Travel offers social benefits.
Travel can help you deepen relationships with family and friends and offers opportunities to meet new people as well. Group travel with friends from home or people brought together by a common interest helps build social ties which promote good mental health. Also, travelers can hardly avoid being introduced to new people – often with different backgrounds and perspectives. Research shows that active social participation, especially later in life, brings positive benefits to our emotional well-being.
There are cognitive rewards.
You can go on an educational vacation or attend a week-long class somewhere – but no matter where you travel, you will be meeting new people, navigating unfamiliar places, and trying out different things – all activities that stimulate and challenge the brain. Travelers who search out different environments are exposed to unfamiliar cultures, which stretch their imaginations and force them to consider new ways of thinking. The novelty of travel – especially the kind that involves navigating in unfamiliar territory – is a key to boosting your brainpower and can lower the risk of dementia later in life.
It improves your mood and lowers your stress levels.

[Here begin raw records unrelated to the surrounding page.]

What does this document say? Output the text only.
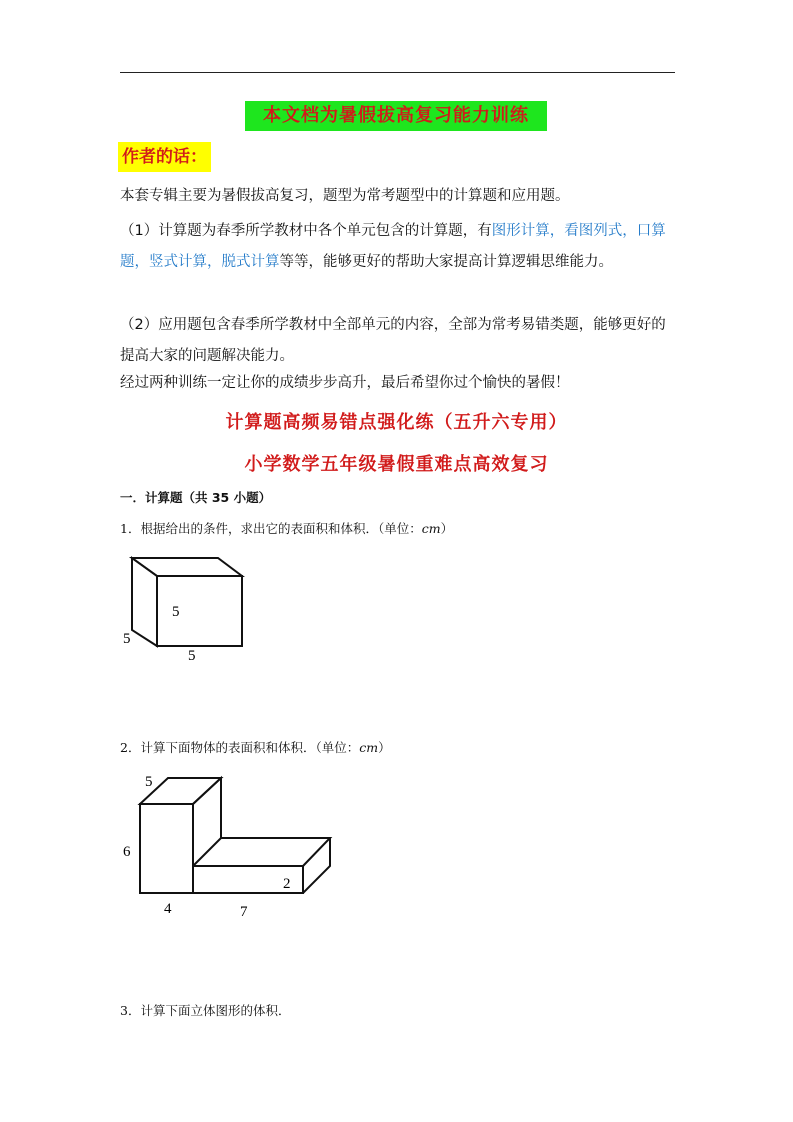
本文档为暑假拔高复习能力训练
作者的话：
本套专辑主要为暑假拔高复习，题型为常考题型中的计算题和应用题。
（1）计算题为春季所学教材中各个单元包含的计算题，有图形计算，看图列式，口算题，竖式计算，脱式计算等等，能够更好的帮助大家提高计算逻辑思维能力。
（2）应用题包含春季所学教材中全部单元的内容，全部为常考易错类题，能够更好的提高大家的问题解决能力。
经过两种训练一定让你的成绩步步高升，最后希望你过个愉快的暑假！
计算题高频易错点强化练（五升六专用）
小学数学五年级暑假重难点高效复习
一．计算题（共 35 小题）
1．根据给出的条件，求出它的表面积和体积．（单位：cm）
5
5
5
2．计算下面物体的表面积和体积．（单位：cm）
5
6
2
4	7
3．计算下面立体图形的体积．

Studies have shown that the majority of travelers (actually 86%) said that travel “improves their mood and outlook about life in general”. And most respondents also agree that travel relieves stress and contributes to both physical and mental well-being. While many people are aware of the benefits of taking a vacation, they don’t always appreciate that the effects of stress relief linger long after they get home. Retiree travelers are notably more likely than non-retirees to feel satisfied with their ability to “get things done” and maintain a positive outlook.
Factor travel into your retirement budget. If your budget is tight, challenge yourself to find ways to cut financial corners without shortchanging your experience. For example, you don’t have to fly to faraway vacation spots like Hawaii or Europe to reap the benefits (although I highly recommend them both!). Most people report that their most rewarding trips are not necessarily to far-off destinations, but to places where they share the experience with family and friends. You can go on vacation during the off-season, take advantage of senior discounts, travel with a social club or alumni organization group, or volunteer to help plan a trip with a group from church or your neighborhood.
Don’t think of travel as just another discretionary expense, consider it an investment in your health, happiness, and future!